Last November, St. Paul voters opted to adopt some of the most restrictive rent control language in the nation. And while that was a questionable move, it is now up to Mayor Melvin Carter and the City Council to interpret and soften it to make the ordinance more reasonable.
St. Paul needs action on rent control rules
Those on both sides of the issues deserve details and answers — sooner rather than later.
And they must present that modified policy proposal to the public by the spring. Absent any idea of where the city is headed, harmful things are starting to happen to those on both sides of the issue.
The rent stabilization language passed by voters technically goes into effect May 1, but any changes cannot be put into place until November of this year.
In December, council members complained that they were not getting updates or information on the policy proposal from Carter's office. Then last week, developers and advocates expressed the same concern. Fully three months after the vote, even those who had been on opposite sides of the issue agreed that they need more details about what might be in a final policy.
Some developers have put projects on hold or failed to bid on new ones not knowing how new construction will be affected. And some St. Paul residents say their rents have increased dramatically because their landlords believe they have to raise them while they can before a policy is in place.
At a recent news conference and rally, members of Housing Equity Now St. Paul (HENS), the group of activists that petitioned and campaigned for rent control, said 60 St. Paul tenants have reported facing high rent hikes from landlords trying to raise rates before May. HENS organizer Margaret Kaplan said that because nothing is definite, the "silence is getting filled with a lot of fear and a lot of nonsense and a lot of misinformation about what this policy does and what it's going to look like … ."

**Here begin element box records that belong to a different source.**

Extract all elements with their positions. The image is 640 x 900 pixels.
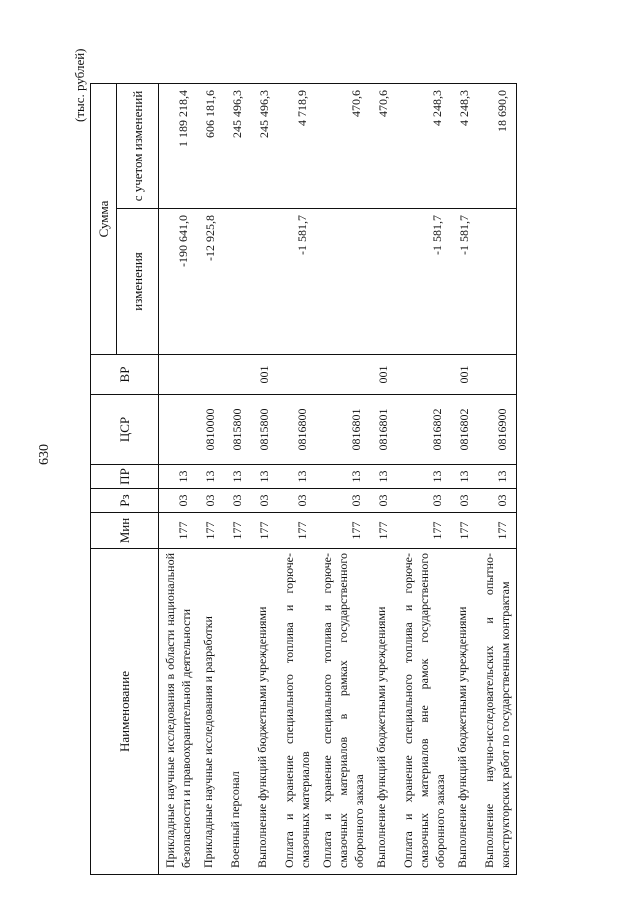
row-vr bbox=[159, 355, 198, 395]
row-pr: 13 bbox=[478, 465, 517, 489]
row-pr: 13 bbox=[451, 465, 478, 489]
row-change: -1 581,7 bbox=[278, 209, 316, 355]
row-pr: 13 bbox=[251, 465, 278, 489]
row-name: Оплата и хранение специального топлива и горюче-смазочных материалов в рамках государственного оборонного заказа bbox=[316, 549, 370, 875]
row-csr: 0815800 bbox=[224, 395, 251, 465]
header-sum: Сумма bbox=[91, 84, 117, 355]
row-change: -1 581,7 bbox=[397, 209, 451, 355]
row-change bbox=[370, 209, 397, 355]
row-total: 4 248,3 bbox=[397, 84, 451, 209]
row-csr: 0816900 bbox=[478, 395, 517, 465]
row-min: 177 bbox=[197, 513, 224, 549]
row-min: 177 bbox=[370, 513, 397, 549]
header-rz: Рз bbox=[91, 489, 159, 513]
table-row bbox=[316, 84, 370, 875]
row-rz: 03 bbox=[159, 489, 198, 513]
budget-table bbox=[90, 83, 517, 875]
row-name: Выполнение функций бюджетными учреждениями bbox=[251, 549, 278, 875]
row-change bbox=[478, 209, 517, 355]
row-name: Выполнение научно-исследовательских и опытно-конструкторских работ по государственным контрактам bbox=[478, 549, 517, 875]
row-change: -12 925,8 bbox=[197, 209, 224, 355]
row-rz: 03 bbox=[451, 489, 478, 513]
row-rz: 03 bbox=[316, 489, 370, 513]
row-csr: 0815800 bbox=[251, 395, 278, 465]
row-min: 177 bbox=[478, 513, 517, 549]
row-csr bbox=[159, 395, 198, 465]
row-pr: 13 bbox=[159, 465, 198, 489]
table-row bbox=[197, 84, 224, 875]
header-csr: ЦСР bbox=[91, 395, 159, 465]
row-total: 1 189 218,4 bbox=[159, 84, 198, 209]
row-change bbox=[316, 209, 370, 355]
header-name: Наименование bbox=[91, 549, 159, 875]
row-name: Прикладные научные исследования и разработки bbox=[197, 549, 224, 875]
row-pr: 13 bbox=[278, 465, 316, 489]
row-vr bbox=[316, 355, 370, 395]
row-vr: 001 bbox=[370, 355, 397, 395]
row-change: -1 581,7 bbox=[451, 209, 478, 355]
page-number: 630 bbox=[37, 444, 52, 465]
row-min: 177 bbox=[251, 513, 278, 549]
row-total: 4 248,3 bbox=[451, 84, 478, 209]
row-csr: 0816800 bbox=[278, 395, 316, 465]
row-rz: 03 bbox=[397, 489, 451, 513]
row-name: Оплата и хранение специального топлива и горюче-смазочных материалов вне рамок государственного оборонного заказа bbox=[397, 549, 451, 875]
row-name: Прикладные научные исследования в области национальной безопасности и правоохранительной деятельности bbox=[159, 549, 198, 875]
table-row bbox=[370, 84, 397, 875]
row-rz: 03 bbox=[478, 489, 517, 513]
row-rz: 03 bbox=[370, 489, 397, 513]
row-csr: 0816802 bbox=[397, 395, 451, 465]
header-with-change: с учетом изменений bbox=[117, 84, 159, 209]
table-row bbox=[251, 84, 278, 875]
row-rz: 03 bbox=[224, 489, 251, 513]
row-change bbox=[224, 209, 251, 355]
row-pr: 13 bbox=[316, 465, 370, 489]
row-pr: 13 bbox=[197, 465, 224, 489]
row-csr: 0810000 bbox=[197, 395, 224, 465]
units-caption: (тыс. рублей) bbox=[72, 48, 87, 122]
row-vr bbox=[478, 355, 517, 395]
table-row bbox=[451, 84, 478, 875]
header-min: Мин bbox=[91, 513, 159, 549]
row-name: Оплата и хранение специального топлива и горюче-смазочных материалов bbox=[278, 549, 316, 875]
row-name: Выполнение функций бюджетными учреждениями bbox=[370, 549, 397, 875]
header-change: изменения bbox=[117, 209, 159, 355]
row-total: 470,6 bbox=[316, 84, 370, 209]
row-vr bbox=[197, 355, 224, 395]
row-change: -190 641,0 bbox=[159, 209, 198, 355]
row-total: 470,6 bbox=[370, 84, 397, 209]
row-pr: 13 bbox=[370, 465, 397, 489]
row-rz: 03 bbox=[251, 489, 278, 513]
row-total: 18 690,0 bbox=[478, 84, 517, 209]
row-min: 177 bbox=[278, 513, 316, 549]
row-rz: 03 bbox=[197, 489, 224, 513]
row-vr: 001 bbox=[451, 355, 478, 395]
row-min: 177 bbox=[397, 513, 451, 549]
row-pr: 13 bbox=[397, 465, 451, 489]
row-min: 177 bbox=[159, 513, 198, 549]
row-name: Выполнение функций бюджетными учреждениями bbox=[451, 549, 478, 875]
table-row bbox=[478, 84, 517, 875]
row-pr: 13 bbox=[224, 465, 251, 489]
row-name: Военный персонал bbox=[224, 549, 251, 875]
table-row bbox=[397, 84, 451, 875]
row-total: 4 718,9 bbox=[278, 84, 316, 209]
row-csr: 0816801 bbox=[316, 395, 370, 465]
row-csr: 0816802 bbox=[451, 395, 478, 465]
row-min: 177 bbox=[316, 513, 370, 549]
row-change bbox=[251, 209, 278, 355]
row-total: 606 181,6 bbox=[197, 84, 224, 209]
row-vr bbox=[224, 355, 251, 395]
header-vr: ВР bbox=[91, 355, 159, 395]
row-vr: 001 bbox=[251, 355, 278, 395]
row-min: 177 bbox=[224, 513, 251, 549]
table-row bbox=[278, 84, 316, 875]
row-vr bbox=[397, 355, 451, 395]
row-min: 177 bbox=[451, 513, 478, 549]
row-vr bbox=[278, 355, 316, 395]
row-total: 245 496,3 bbox=[251, 84, 278, 209]
row-total: 245 496,3 bbox=[224, 84, 251, 209]
row-csr: 0816801 bbox=[370, 395, 397, 465]
table-row bbox=[159, 84, 198, 875]
row-rz: 03 bbox=[278, 489, 316, 513]
table-row bbox=[224, 84, 251, 875]
header-pr: ПР bbox=[91, 465, 159, 489]
table-body bbox=[159, 84, 517, 875]
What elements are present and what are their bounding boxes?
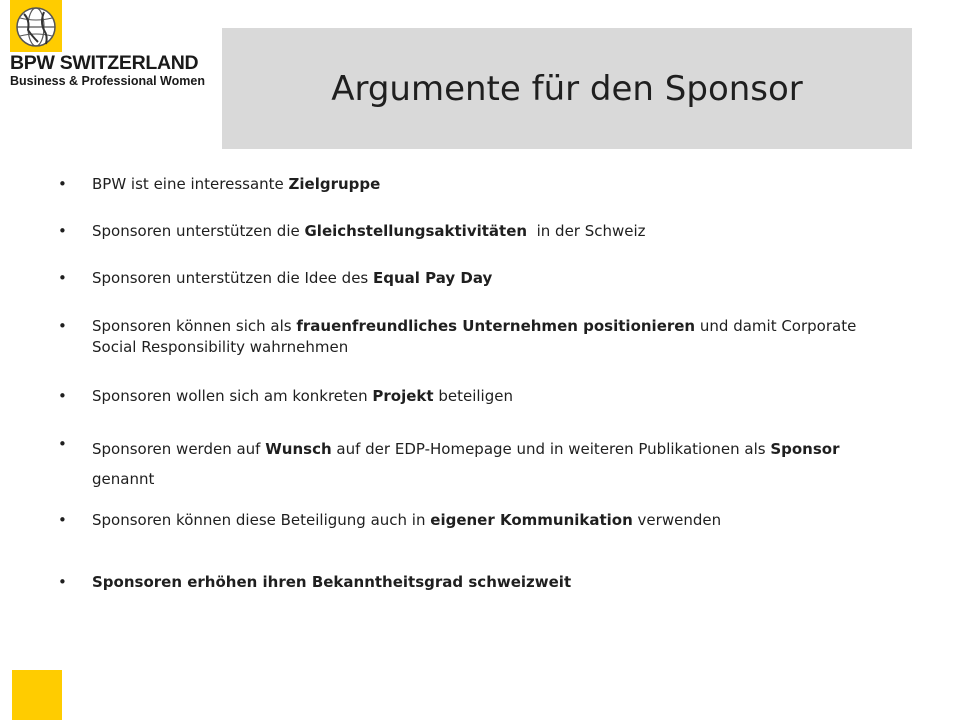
bullet-marker: • — [58, 511, 67, 529]
bullet-marker: • — [58, 435, 67, 453]
bullet-item — [92, 221, 892, 242]
bullet-text: Sponsoren unterstützen die Idee des — [92, 269, 374, 287]
bullet-text: Sponsoren können diese Beteiligung auch in — [92, 511, 431, 529]
bullet-marker: • — [58, 573, 67, 591]
bullet-item — [92, 268, 892, 289]
bullet-text: beteiligen — [433, 387, 513, 405]
bullet-text: verwenden — [632, 511, 722, 529]
bullet-text-bold: Equal Pay Day — [373, 269, 493, 287]
bullet-marker: • — [58, 175, 67, 193]
bullet-marker: • — [58, 222, 67, 240]
bullet-text: genannt — [92, 470, 155, 488]
bullet-text: auf der EDP-Homepage und in weiteren Publikationen als — [331, 440, 771, 458]
slide-title: Argumente für den Sponsor — [331, 68, 803, 109]
bullet-text-bold: Sponsor — [770, 440, 840, 458]
bullet-item — [92, 572, 892, 593]
bullet-text-bold: frauenfreundliches Unternehmen positionieren — [296, 317, 696, 335]
bullet-text-bold: Zielgruppe — [288, 175, 381, 193]
bullet-item — [92, 174, 892, 195]
bullet-item — [92, 434, 892, 494]
bullet-marker: • — [58, 269, 67, 287]
bullet-text: Sponsoren werden auf — [92, 440, 266, 458]
logo-title: BPW SWITZERLAND — [10, 52, 199, 74]
bullet-text: Sponsoren unterstützen die — [92, 222, 305, 240]
bullet-text: und damit Corporate Social Responsibility wahrnehmen — [92, 317, 857, 356]
bullet-text-bold: Wunsch — [265, 440, 332, 458]
bullet-text: in der Schweiz — [527, 222, 646, 240]
accent-square — [12, 670, 62, 720]
bullet-text-bold: Projekt — [372, 387, 434, 405]
bullet-marker: • — [58, 387, 67, 405]
bullet-marker: • — [58, 317, 67, 335]
bullet-text: BPW ist eine interessante — [92, 175, 289, 193]
bullet-text-bold: Gleichstellungsaktivitäten — [304, 222, 528, 240]
bullet-text: Sponsoren wollen sich am konkreten — [92, 387, 373, 405]
bullet-text-bold: Sponsoren erhöhen ihren Bekanntheitsgrad schweizweit — [92, 573, 572, 591]
bullet-item — [92, 386, 892, 407]
bullet-text: Sponsoren können sich als — [92, 317, 297, 335]
bullet-item — [92, 316, 892, 358]
logo-subtitle: Business & Professional Women — [10, 74, 205, 88]
bullet-text-bold: eigener Kommunikation — [430, 511, 633, 529]
bullet-item — [92, 510, 892, 531]
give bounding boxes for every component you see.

Council members told an editorial writer that they're concerned about the administration's plan to have a task force of stakeholder/advisers help craft the plan with a timetable of meeting through the summer and producing a plan on which the council could vote by late August. That's not soon enough, they say. The urgency of the situation demands city action sooner rather than later.
Council President Amy Brendmoen said it has been challenging get the referendum up and ready to go, but that late summer is "far too late." She said those affected — landlords, renters and developers — need to make decisions sooner to take action in the spring. They need answers from the city to decide whether to move, change rents, start projects and make other decisions. And the council needs to get going on all the staffing, budgeting, rule-making, and waiver and appeals processes the change requires.
Council Member Jane Prince told an editorial writer that there are roughly 70,000 rental units in the city. She said the ill effects of uncertainty are unfolding and are harmful. Both Brendmoen and Prince had opposed the referendum, in part because it was written by advocates and didn't go through the research, vetting and public hearings that would have been held on a regular ordinance proposal.
Carter says his team is working to release their proposal for an ordinance in "the very near future." He told an editorial writer that he'd be willing to sign off on an ordinance that would exempt new construction right now if the council would present one.
On Friday, Carter announced the creation of the 41-member task force that includes developers, landlords, community members, renters and renter advocates who gathered the citizen signatures and wrote what appeared on the ballot. Carter had told an editorial writer that it will take time to develop a plan that all the stakeholders can live with.
To be clear, the Star Tribune Editorial Board opposed the referendum as being too restrictive and destined to hurt the very people it is designed to help — namely lower-income renters. And we think there are alternative, more effective ways to provide more affordable housing.
But the voters have spoken, and now it is up to the mayor and council to come up with a reasonable compromise. In our view, that compromise — much like what we've recommended in Minneapolis if it adopts an ordinance — should exempt new construction, have more flexible caps on rent increases, and allow for rent resets when a unit changes tenants.